But not all quarters of the industry have been quick to embrace them by any means. For many operators, changes still lie in the future, and time-honored standard practices must suffice. For them, 2012 will see lots of training to ground employees in best practices and procedures.
Amir Wurzel, chief information officer for Dallas-based Southwest Convenience Stores, the largest licensee of 7-Eleven in the U.S. with more than 300 convenience stores in Texas and New Mexico, said he would like to see cash management practices advance to the next level at his company.
“We don’t do anything special today in our stores other than using the existing functionality of the point-of-sale (POS) system,” Wurzel said. Store safes are high quality, he added, but still not integrated into the POS.
The ability to dispense bulk coins and notes is a plus for employees and for the operator who needs to keep close track. Smart safes typically offer this feature. Another feature of smart safe systems that many operators are eager to add is one that allows check cashing, but eliminates the need to keep hundreds of additional dollars sitting inside the cash drawer. The same reason can be applied to lottery payments, which in many states must be given to consumers, at least in part, on the spot. Keeping money in the till for these occasions makes the store more vulnerable to theft.
For now, Southwest store managers handle cash the old-fashioned way—they are responsible for making all cash deposits to their local bank branches. Safes are kept under the counter, said Wurzel, who does not share the feelings of those who like to put their safes on display in the hopes of dissuading a criminal element.

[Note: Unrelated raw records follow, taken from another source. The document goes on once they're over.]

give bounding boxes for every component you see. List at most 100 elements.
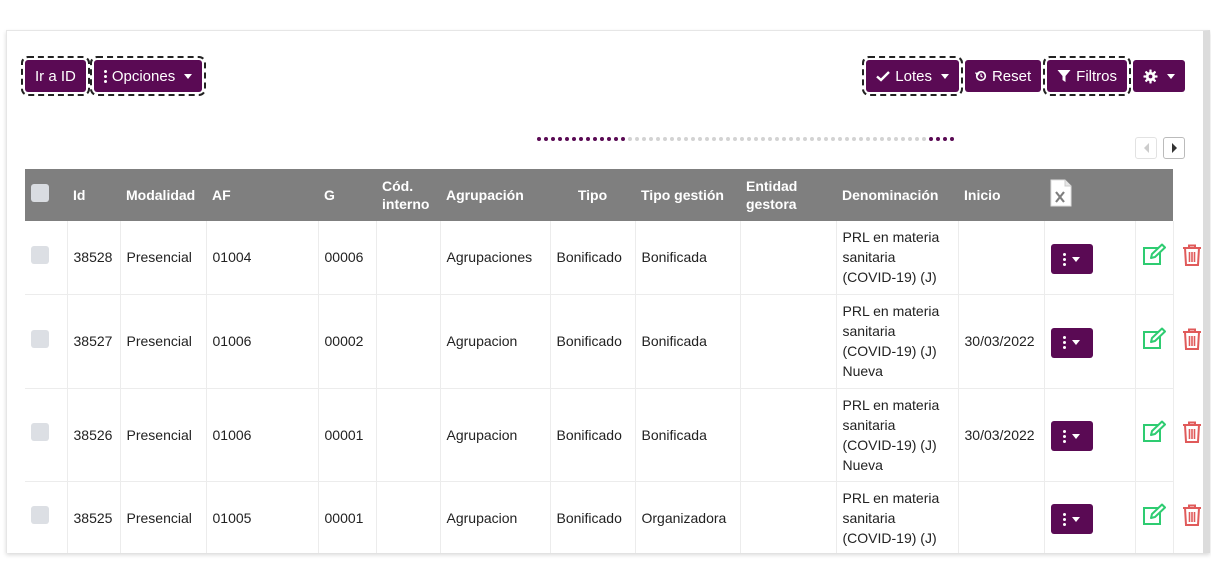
scroll-dot — [810, 137, 814, 141]
caret-down-icon — [1072, 340, 1080, 346]
scroll-dot — [558, 137, 562, 141]
edit-icon[interactable] — [1142, 243, 1166, 267]
table-row[interactable]: 38528 Presencial 01004 00006 Agrupaciones Bon… — [25, 221, 1201, 295]
scroll-dot — [754, 137, 758, 141]
cell-tipo: Bonificado — [550, 388, 636, 482]
row-checkbox[interactable] — [31, 506, 49, 524]
scroll-dot — [719, 137, 723, 141]
header-af[interactable]: AF — [206, 169, 318, 221]
cell-entidad-gestora — [740, 388, 837, 482]
scroll-dot — [852, 137, 856, 141]
row-checkbox[interactable] — [31, 423, 49, 441]
header-modalidad[interactable]: Modalidad — [120, 169, 206, 221]
cell-inicio — [958, 221, 1045, 295]
vertical-dots-icon — [1063, 252, 1066, 266]
row-checkbox[interactable] — [31, 245, 49, 264]
scroll-dot — [824, 137, 828, 141]
header-cod-interno[interactable]: Cód. interno — [376, 169, 440, 221]
reset-label: Reset — [991, 67, 1032, 85]
header-empty — [1135, 169, 1173, 221]
scroll-dot — [691, 137, 695, 141]
scroll-dot — [922, 137, 926, 141]
caret-down-icon — [940, 73, 949, 79]
row-menu-cell — [1044, 294, 1136, 389]
header-inicio[interactable]: Inicio — [958, 169, 1044, 221]
scroll-dot — [859, 137, 863, 141]
scroll-dot — [670, 137, 674, 141]
cell-tipo-gestion: Bonificada — [635, 221, 741, 295]
edit-icon[interactable] — [1142, 503, 1166, 527]
trash-icon[interactable] — [1180, 503, 1204, 527]
header-entidad-gestora[interactable]: Entidad gestora — [740, 169, 836, 221]
toolbar-left: Ir a ID Opciones — [21, 56, 207, 96]
scroll-dot — [712, 137, 716, 141]
check-icon — [876, 71, 891, 82]
cell-af: 01006 — [206, 294, 319, 389]
cell-modalidad: Presencial — [120, 388, 207, 482]
header-tipo[interactable]: Tipo — [550, 169, 635, 221]
cell-entidad-gestora — [740, 481, 837, 553]
scroll-dot — [677, 137, 681, 141]
scroll-dot — [733, 137, 737, 141]
filter-icon — [1057, 70, 1071, 82]
cell-modalidad: Presencial — [120, 294, 207, 389]
scroll-dot — [775, 137, 779, 141]
scroll-dot — [586, 137, 590, 141]
trash-icon[interactable] — [1180, 243, 1204, 267]
scroll-dot — [628, 137, 632, 141]
chevron-left-icon — [1143, 143, 1149, 153]
edit-icon[interactable] — [1142, 327, 1166, 351]
cell-tipo: Bonificado — [550, 221, 636, 295]
go-to-id-button[interactable]: Ir a ID — [21, 56, 90, 96]
scroll-dot — [929, 137, 933, 141]
options-label: Opciones — [111, 67, 176, 85]
scroll-dot — [789, 137, 793, 141]
cell-g: 00002 — [318, 294, 377, 389]
scroll-dot — [565, 137, 569, 141]
row-actions-button[interactable] — [1050, 327, 1093, 358]
row-checkbox[interactable] — [31, 329, 49, 348]
edit-icon[interactable] — [1142, 420, 1166, 444]
scroll-right-button[interactable] — [1163, 137, 1185, 159]
scroll-dot — [796, 137, 800, 141]
scroll-dot — [908, 137, 912, 141]
row-actions-button[interactable] — [1050, 421, 1093, 452]
settings-button[interactable] — [1133, 60, 1185, 92]
header-agrupacion[interactable]: Agrupación — [440, 169, 550, 221]
scroll-position-indicator — [537, 137, 954, 141]
header-tipo-gestion[interactable]: Tipo gestión — [635, 169, 740, 221]
scroll-dot — [635, 137, 639, 141]
row-actions-button[interactable] — [1050, 244, 1093, 274]
scroll-dot — [705, 137, 709, 141]
scroll-dot — [845, 137, 849, 141]
trash-icon[interactable] — [1180, 420, 1204, 444]
scroll-dot — [614, 137, 618, 141]
reset-button[interactable]: Reset — [964, 60, 1042, 92]
select-all-checkbox[interactable] — [31, 184, 49, 202]
row-actions-button[interactable] — [1050, 504, 1093, 535]
excel-export-icon[interactable] — [1050, 179, 1072, 207]
scroll-dot — [943, 137, 947, 141]
header-id[interactable]: Id — [67, 169, 120, 221]
header-g[interactable]: G — [318, 169, 376, 221]
table-row[interactable]: 38525 Presencial 01005 00001 Agrupacion Bonif… — [25, 481, 1201, 553]
reset-icon — [974, 70, 987, 82]
header-denominacion[interactable]: Denominación — [836, 169, 958, 221]
trash-icon[interactable] — [1180, 327, 1204, 351]
filters-button[interactable]: Filtros — [1043, 56, 1131, 96]
pagination-controls — [1135, 137, 1185, 159]
scroll-left-button[interactable] — [1135, 137, 1157, 159]
lotes-button[interactable]: Lotes — [862, 56, 963, 96]
options-button[interactable]: Opciones — [89, 56, 207, 96]
vertical-dots-icon — [1063, 336, 1066, 350]
cell-tipo: Bonificado — [550, 481, 636, 553]
vertical-dots-icon — [1063, 512, 1066, 526]
scroll-dot — [838, 137, 842, 141]
scroll-dot — [761, 137, 765, 141]
row-edit-cell — [1135, 388, 1174, 482]
scroll-dot — [684, 137, 688, 141]
table-row[interactable]: 38527 Presencial 01006 00002 Agrupacion Bonif… — [25, 294, 1201, 389]
table-row[interactable]: 38526 Presencial 01006 00001 Agrupacion Bonif… — [25, 388, 1201, 482]
cell-af: 01005 — [206, 481, 319, 553]
cell-inicio: 30/03/2022 — [958, 294, 1045, 389]
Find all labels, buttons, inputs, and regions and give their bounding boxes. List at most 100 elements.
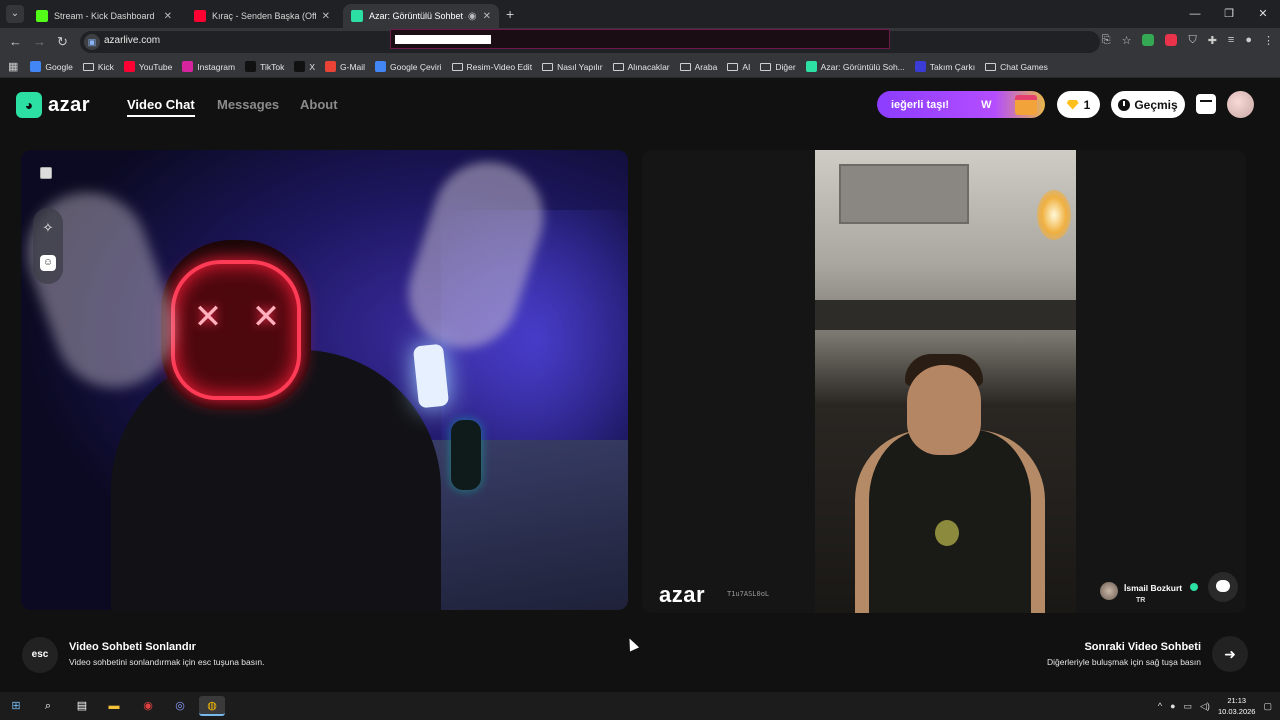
magic-wand-icon[interactable]: ✧ — [40, 220, 56, 236]
logo-text: azar — [48, 93, 91, 116]
file-explorer-icon[interactable]: ▬ — [101, 696, 127, 716]
chrome-icon[interactable]: ◍ — [199, 696, 225, 716]
volume-icon[interactable]: ◁) — [1200, 701, 1210, 712]
bookmark-item[interactable]: Google Çeviri — [375, 61, 442, 72]
minimize-icon[interactable]: — — [1178, 0, 1212, 28]
history-label: Geçmiş — [1134, 97, 1178, 112]
store-icon[interactable] — [1196, 94, 1216, 114]
tab-search-button[interactable]: ⌄ — [6, 5, 24, 23]
microphone-icon[interactable]: ● — [1170, 701, 1175, 711]
windows-start-icon[interactable]: ⊞ — [3, 696, 29, 716]
bookmark-label: Diğer — [775, 61, 796, 72]
face-filter-icon[interactable]: ☺ — [40, 255, 56, 271]
user-avatar[interactable] — [1227, 91, 1254, 118]
site-info-icon[interactable]: ▣ — [84, 34, 100, 50]
bookmark-item[interactable]: X — [294, 61, 315, 72]
promo-banner[interactable]: ieğerli taşı! W — [877, 91, 1045, 118]
nav-video-chat[interactable]: Video Chat — [127, 97, 195, 117]
app-record-icon[interactable]: ◉ — [135, 696, 161, 716]
treasure-chest-icon — [1015, 95, 1037, 115]
network-icon[interactable]: ▭ — [1184, 701, 1193, 712]
url-text[interactable]: azarlive.com — [104, 35, 160, 46]
discord-icon[interactable]: ◎ — [167, 696, 193, 716]
yt-favicon-icon — [123, 61, 135, 72]
next-chat-title: Sonraki Video Sohbeti — [1084, 641, 1201, 653]
bookmark-item[interactable]: Kick — [82, 61, 114, 72]
bookmark-item[interactable]: Diğer — [760, 61, 796, 72]
g-favicon-icon — [30, 61, 42, 72]
bookmark-item[interactable]: TikTok — [245, 61, 284, 72]
end-chat-button[interactable]: esc — [22, 637, 58, 673]
back-icon[interactable]: ← — [9, 34, 22, 49]
search-icon[interactable]: ⌕ — [35, 696, 61, 716]
gt-favicon-icon — [375, 61, 387, 72]
folder-icon — [612, 62, 624, 71]
clock-icon — [1118, 98, 1131, 111]
restore-icon[interactable]: ❐ — [1212, 0, 1246, 28]
close-window-icon[interactable]: ✕ — [1246, 0, 1280, 28]
chat-bubble-button[interactable] — [1208, 572, 1238, 602]
next-chat-button[interactable]: ➜ — [1212, 636, 1248, 672]
peer-name: İsmail Bozkurt — [1124, 583, 1183, 593]
bookmark-item[interactable]: Instagram — [182, 61, 235, 72]
menu-icon[interactable]: ⋮ — [1263, 34, 1274, 47]
bookmark-item[interactable]: Alınacaklar — [612, 62, 670, 72]
bookmark-label: Araba — [694, 61, 718, 72]
ceiling-beam — [815, 300, 1076, 330]
extensions-icon[interactable]: ✚ — [1208, 34, 1217, 47]
tab-title: Stream - Kick Dashboard — [54, 11, 155, 21]
bookmark-item[interactable]: AI — [727, 62, 750, 72]
install-icon[interactable]: ⎘ — [1102, 34, 1111, 47]
bookmark-item[interactable]: Nasıl Yapılır — [542, 62, 603, 72]
bookmark-item[interactable]: Araba — [679, 61, 718, 72]
extension-red-icon[interactable] — [1165, 34, 1178, 46]
profile-icon[interactable]: ● — [1245, 34, 1252, 47]
taskbar-clock[interactable]: 21:13 10.03.2026 — [1218, 695, 1256, 717]
close-icon[interactable]: ✕ — [322, 11, 330, 22]
tab-azar[interactable]: Azar: Görüntülü Sohbet & V ◉ ✕ — [343, 4, 499, 28]
nav-messages[interactable]: Messages — [217, 97, 279, 112]
bookmark-label: Kick — [97, 61, 114, 72]
tab-title: Kıraç - Senden Başka (Official V — [212, 11, 316, 21]
recording-icon: ◉ — [467, 10, 477, 22]
azar-logo[interactable]: ◕ azar — [16, 92, 90, 118]
folder-icon — [451, 62, 463, 71]
tray-expand-icon[interactable]: ^ — [1158, 701, 1162, 711]
extension-guard-icon[interactable]: ⛉ — [1188, 34, 1196, 47]
bookmark-item[interactable]: Azar: Görüntülü Soh... — [805, 61, 905, 72]
end-chat-title: Video Sohbeti Sonlandır — [69, 641, 196, 653]
peer-info[interactable]: İsmail Bozkurt TR — [1100, 578, 1198, 604]
gem-balance-button[interactable]: 1 — [1057, 91, 1100, 118]
extension-shield-icon[interactable] — [1142, 34, 1155, 46]
azar-favicon-icon — [805, 61, 817, 72]
new-tab-button[interactable]: + — [506, 6, 514, 22]
bookmark-label: TikTok — [260, 61, 285, 72]
bookmark-star-icon[interactable]: ☆ — [1122, 34, 1132, 47]
promo-letter: W — [981, 98, 992, 111]
nav-about[interactable]: About — [300, 97, 338, 112]
history-button[interactable]: Geçmiş — [1111, 91, 1185, 118]
tab-kick-dashboard[interactable]: Stream - Kick Dashboard ✕ — [28, 4, 180, 28]
next-chat-subtitle: Diğerleriyle buluşmak için sağ tuşa bası… — [1046, 657, 1201, 667]
date: 10.03.2026 — [1217, 707, 1256, 716]
bookmark-item[interactable]: G-Mail — [325, 61, 365, 72]
bookmark-item[interactable]: Takım Çarkı — [914, 61, 975, 72]
tt-favicon-icon — [245, 61, 257, 72]
bookmark-label: Resim-Video Edit — [466, 61, 533, 72]
close-icon[interactable]: ✕ — [164, 11, 172, 22]
forward-icon[interactable]: → — [33, 34, 46, 49]
apps-grid-icon[interactable]: ▦ — [8, 60, 18, 73]
bookmark-item[interactable]: Resim-Video Edit — [451, 61, 533, 72]
close-icon[interactable]: ✕ — [483, 11, 491, 22]
folder-icon — [985, 62, 997, 71]
notification-icon[interactable]: ▢ — [1263, 701, 1272, 712]
bookmark-item[interactable]: YouTube — [123, 61, 172, 72]
task-view-icon[interactable]: ▤ — [69, 696, 95, 716]
reload-icon[interactable]: ↻ — [57, 34, 68, 50]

“I don’t think it will work because the people who want to get the cash will try to get the cash regardless. Actually, most of the cash loss that we have had in the past was more when store managers took it out of the store, not necessarily a robbery within the store.”
Keeping employees safe around the clock while handling cash involves a combination of factors, noted Pat Zelechoski, pricebook and category manager for NOCO Express in Tonawanda, N.Y., which operates 32 c-stores.“For one thing, cashiers have a certain amount that they are allowed to keep in the register, and they’re not allowed to go over that amount. We carefully restrict them,” she explained.
As far as the safes go, NOCO uses a pair of safes, top and bottom. “In the bottom safe they can have coins that they can use throughout their shift,” Zelechoski said. “But if they need to get into the bottom safe they can open it up and get larger bills that the cashier is responsible for.”
Dealing with Retail Theft
The estimated amount of theft and loss experienced by retailers annually is staggering, according to the National Retail Federation. Retailers collectively lose more than $37 billion each year to internal and external theft. An NRF survey of retailers in 2011 found that 89% of retailers reported they had been victimized by organized retail crime within the past year. Nearly 60% reported theft is on the rise. The survey also revealed:
• Retail shrinkage as a percentage of sales in 2010: 1.58%, up from 1.44% in 2009.
• Total retail losses to U.S. retailers in 2010: $37.1 billion, up from $33.5 billion in 2009.
• Source of most retail shrinkage in 2010: employee theft, which accounted for $16.2 billion or 43.7% of total losses.
• Losses due to administrative error: $4.8 billion or 12.9% of shrinkage.